Re: Türk Tarihinde Kürtler / Metin AYDOĞAN

İletigönderen Aytigin Ata » Cum Mar 04, 2016 19:42

°


SELAHATTİN EYYUBİ TÜRK’TÜR!



Resim


Marksistler bir zamanlar, benim millîyetçi muhteşem asiler olarak kabul ettiğim Köroğlu, Dadaloğlu, Pir Sultan Abdal gibi halk şairlerini sınıf savaşçısı ilân ederek, komünizme tarihî ve millî boyut kazandırmak istemişlerdir.

Halbuki bu Celalî ozanların işçi veya köylü diktatörlüğü kurmak gibi bir niyetleri yoktu. Aksine Türk halk edebiyatının bu seçkin ve eylemci simaları, dönme-devşirme enderun iktidarında pekişen Osmanlı egemen sınıfına başkaldıran birer Türk milliyetçisiydiler.

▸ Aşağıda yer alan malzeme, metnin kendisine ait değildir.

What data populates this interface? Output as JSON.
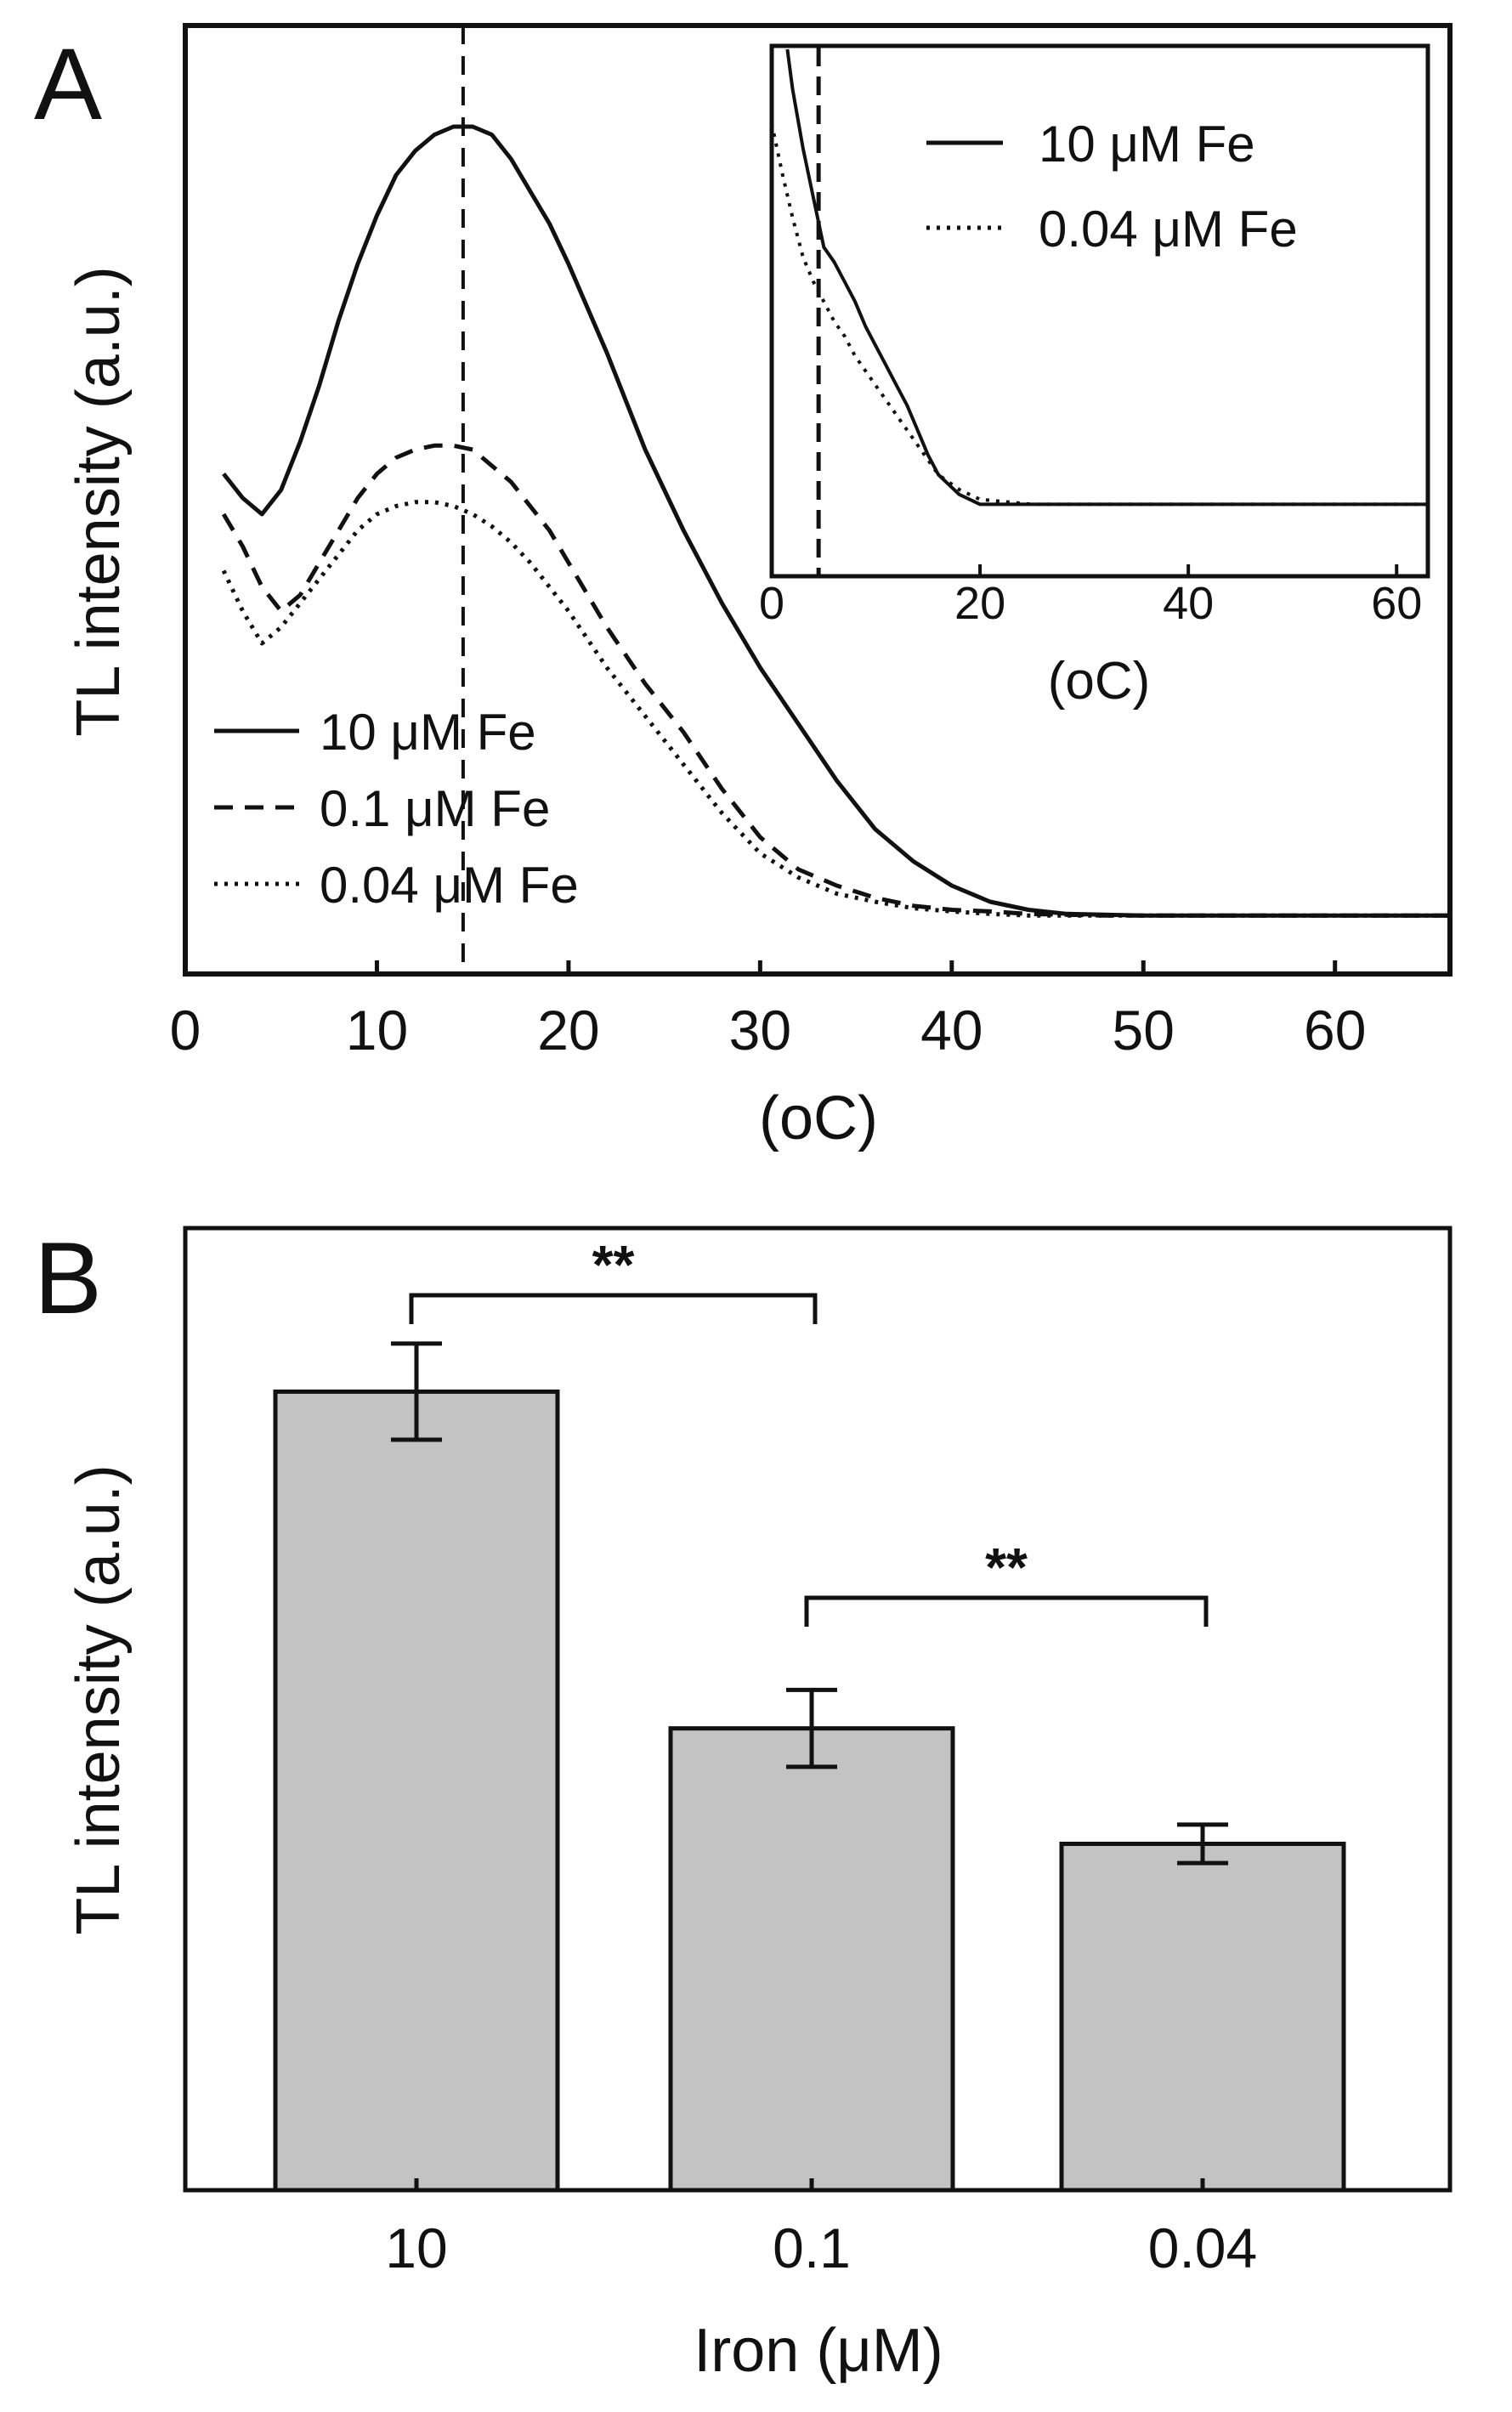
{
  "chart_data": [
    {
      "panel": "A",
      "type": "line",
      "title": "",
      "xlabel": "(oC)",
      "ylabel": "TL intensity (a.u.)",
      "xlim": [
        0,
        66
      ],
      "ylim": [
        0,
        100
      ],
      "xticks": [
        0,
        10,
        20,
        30,
        40,
        50,
        60
      ],
      "marker_x": 14.5,
      "series": [
        {
          "name": "10 μM Fe",
          "style": "solid",
          "x": [
            2,
            3,
            4,
            5,
            6,
            7,
            8,
            9,
            10,
            11,
            12,
            13,
            14,
            15,
            16,
            17,
            18,
            19,
            20,
            22,
            24,
            26,
            28,
            30,
            32,
            34,
            36,
            38,
            40,
            42,
            44,
            46,
            50,
            55,
            60,
            66
          ],
          "y": [
            55,
            52,
            50,
            53,
            59,
            66,
            74,
            81,
            87,
            92,
            95,
            97,
            98,
            98,
            97,
            94,
            90,
            86,
            81,
            70,
            58,
            48,
            39,
            31,
            24,
            17,
            11,
            7,
            4,
            2,
            1,
            0.5,
            0.3,
            0.3,
            0.3,
            0.3
          ]
        },
        {
          "name": "0.1 μM Fe",
          "style": "dashed",
          "x": [
            2,
            3,
            4,
            5,
            6,
            7,
            8,
            9,
            10,
            11,
            12,
            13,
            14,
            15,
            16,
            17,
            18,
            19,
            20,
            22,
            24,
            26,
            28,
            30,
            32,
            34,
            36,
            38,
            40,
            42,
            44,
            48,
            55,
            66
          ],
          "y": [
            50,
            46,
            41,
            38,
            40,
            44,
            48,
            52,
            55,
            57,
            58,
            58.5,
            58.5,
            58,
            56,
            54,
            51,
            48,
            44,
            36,
            29,
            23,
            16,
            10,
            6,
            4,
            2.5,
            1.5,
            1,
            0.8,
            0.5,
            0.3,
            0.3,
            0.3
          ]
        },
        {
          "name": "0.04 μM Fe",
          "style": "dotted",
          "x": [
            2,
            3,
            4,
            5,
            6,
            7,
            8,
            9,
            10,
            11,
            12,
            13,
            14,
            15,
            16,
            17,
            18,
            19,
            20,
            22,
            24,
            26,
            28,
            30,
            32,
            34,
            36,
            38,
            40,
            42,
            44,
            48,
            55,
            66
          ],
          "y": [
            43,
            38,
            34,
            36,
            39,
            42,
            45,
            48,
            50,
            51,
            51.5,
            51.5,
            51,
            50,
            48.5,
            46.5,
            44,
            41,
            38,
            31,
            25,
            19,
            13,
            8,
            5,
            3,
            2,
            1.2,
            0.8,
            0.5,
            0.3,
            0.3,
            0.3,
            0.3
          ]
        }
      ],
      "inset": {
        "xlabel": "(oC)",
        "xlim": [
          0,
          63
        ],
        "ylim": [
          0,
          100
        ],
        "xticks": [
          0,
          20,
          40,
          60
        ],
        "marker_x": 4.5,
        "series": [
          {
            "name": "10 μM Fe",
            "style": "solid",
            "x": [
              1.5,
              2,
              3,
              4,
              5,
              6,
              7,
              8,
              9,
              10,
              11,
              12,
              13,
              14,
              15,
              16,
              18,
              20,
              25,
              30,
              40,
              50,
              63
            ],
            "y": [
              100,
              92,
              80,
              70,
              60,
              57,
              53,
              49,
              44,
              40,
              36,
              32,
              28,
              23,
              18,
              14,
              10,
              8,
              8,
              8,
              8,
              8,
              8
            ]
          },
          {
            "name": "0.04 μM Fe",
            "style": "dotted",
            "x": [
              0,
              1,
              2,
              3,
              4,
              5,
              6,
              7,
              8,
              9,
              10,
              11,
              12,
              13,
              14,
              15,
              16,
              18,
              20,
              25,
              30,
              40,
              50,
              63
            ],
            "y": [
              85,
              75,
              66,
              58,
              53,
              49,
              45,
              42,
              38,
              35,
              32,
              29,
              26,
              23,
              20,
              17,
              14,
              11,
              9,
              8,
              8,
              8,
              8,
              8
            ]
          }
        ]
      }
    },
    {
      "panel": "B",
      "type": "bar",
      "title": "",
      "xlabel": "Iron (μM)",
      "ylabel": "TL intensity (a.u.)",
      "categories": [
        "10",
        "0.1",
        "0.04"
      ],
      "values": [
        83,
        48,
        36
      ],
      "errors": [
        5,
        4,
        2
      ],
      "ylim": [
        0,
        100
      ],
      "significance": [
        {
          "from": "10",
          "to": "0.1",
          "label": "**"
        },
        {
          "from": "0.1",
          "to": "0.04",
          "label": "**"
        }
      ]
    }
  ],
  "colors": {
    "line": "#111111",
    "bar_fill": "#c3c3c3",
    "background": "#ffffff"
  }
}
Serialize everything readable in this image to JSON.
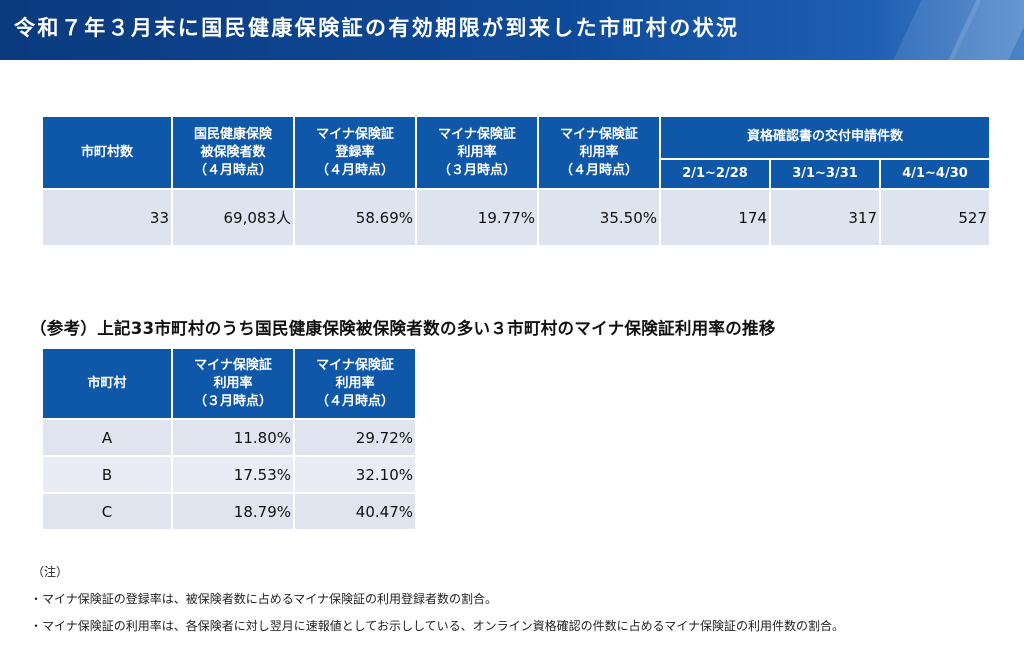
{
  "title": "令和７年３月末に国民健康保険証の有効期限が到来した市町村の状況",
  "table1": {
    "headers": {
      "municipalities": "市町村数",
      "insured_l1": "国民健康保険",
      "insured_l2": "被保険者数",
      "insured_l3": "（４月時点）",
      "reg_l1": "マイナ保険証",
      "reg_l2": "登録率",
      "reg_l3": "（４月時点）",
      "use_mar_l1": "マイナ保険証",
      "use_mar_l2": "利用率",
      "use_mar_l3": "（３月時点）",
      "use_apr_l1": "マイナ保険証",
      "use_apr_l2": "利用率",
      "use_apr_l3": "（４月時点）",
      "applications": "資格確認書の交付申請件数",
      "period_feb": "2/1~2/28",
      "period_mar": "3/1~3/31",
      "period_apr": "4/1~4/30"
    },
    "row": {
      "municipalities": "33",
      "insured": "69,083人",
      "reg_rate": "58.69%",
      "use_rate_mar": "19.77%",
      "use_rate_apr": "35.50%",
      "apps_feb": "174",
      "apps_mar": "317",
      "apps_apr": "527"
    }
  },
  "reference_heading": "（参考）上記33市町村のうち国民健康保険被保険者数の多い３市町村のマイナ保険証利用率の推移",
  "table2": {
    "headers": {
      "municipality": "市町村",
      "mar_l1": "マイナ保険証",
      "mar_l2": "利用率",
      "mar_l3": "（３月時点）",
      "apr_l1": "マイナ保険証",
      "apr_l2": "利用率",
      "apr_l3": "（４月時点）"
    },
    "rows": [
      {
        "name": "A",
        "mar": "11.80%",
        "apr": "29.72%"
      },
      {
        "name": "B",
        "mar": "17.53%",
        "apr": "32.10%"
      },
      {
        "name": "C",
        "mar": "18.79%",
        "apr": "40.47%"
      }
    ]
  },
  "notes": {
    "label": "（注）",
    "items": [
      "・マイナ保険証の登録率は、被保険者数に占めるマイナ保険証の利用登録者数の割合。",
      "・マイナ保険証の利用率は、各保険者に対し翌月に速報値としてお示ししている、オンライン資格確認の件数に占めるマイナ保険証の利用件数の割合。"
    ]
  },
  "colors": {
    "header_blue": "#0f57a8",
    "title_navy": "#0b3a7e",
    "cell_gray": "#dde3ef"
  }
}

Şimdi aynı çabayı, farklı bir biçimde bölücülerden görüyoruz.

kürtlere ayrı bir ırk şuuru kazandırarak, Türkiye’nin Güneydoğusunda bir kürt devleti kurulması fikrini telkin edenler, halkın kendilerine sempati ile yaklaşması için tıpkı komünistler gibi tarihî şahsiyetleri ve tarihî olayları istismar etmeye başladılar.

Hemen hemen bütün açık oturumları kürtçülere tahsis eden televizyon kanallarında sık sık tekrarlanan iddialar, özellikle Selahattin Eyyûbi ile Malazgirt Savaşı etrafında yoğunlaşmaktadır. Haçlı ordularına karşı verdiği mücadelelerle bütün İslâm Dünyasında sarsılmaz bir şöhrete kavuşan Selahattin Eyyûbi’nin bir kürt hükümdarı, Eyyûbi Devleti’nin de bir kürt devleti olduğunda ısrar ederek, bu büyük İslâm mücâhidine duyulan hayranlıktan yararlanmak isteyen bölücü propaganda, aynı amaçla bir başka yalana başvurmuştur. -Malazgirt Savaşı’na 20 bin kürt katıldı!

Derhal belirtmek isteriz ki, kürtlerin Malazgirt Meydan Muharebesi’ne iştirak etmeleri bizi rahatsız etmez. Hattâ Müslüman olmaları sebebiyle, hristiyanlara karşı savaşmak görevleridir de. Ama 1071’de bizanslısı, ermenisi, latini ve Balkanlardan getirip muhtelif bölgelere iskan edilen hristiyanlaşmış Türklerle birlikte nüfusu 2-2.5 milyon civarında olan Anadolu’da kürtlerin 20 bin asker çıkarması esasen mümkün değildir.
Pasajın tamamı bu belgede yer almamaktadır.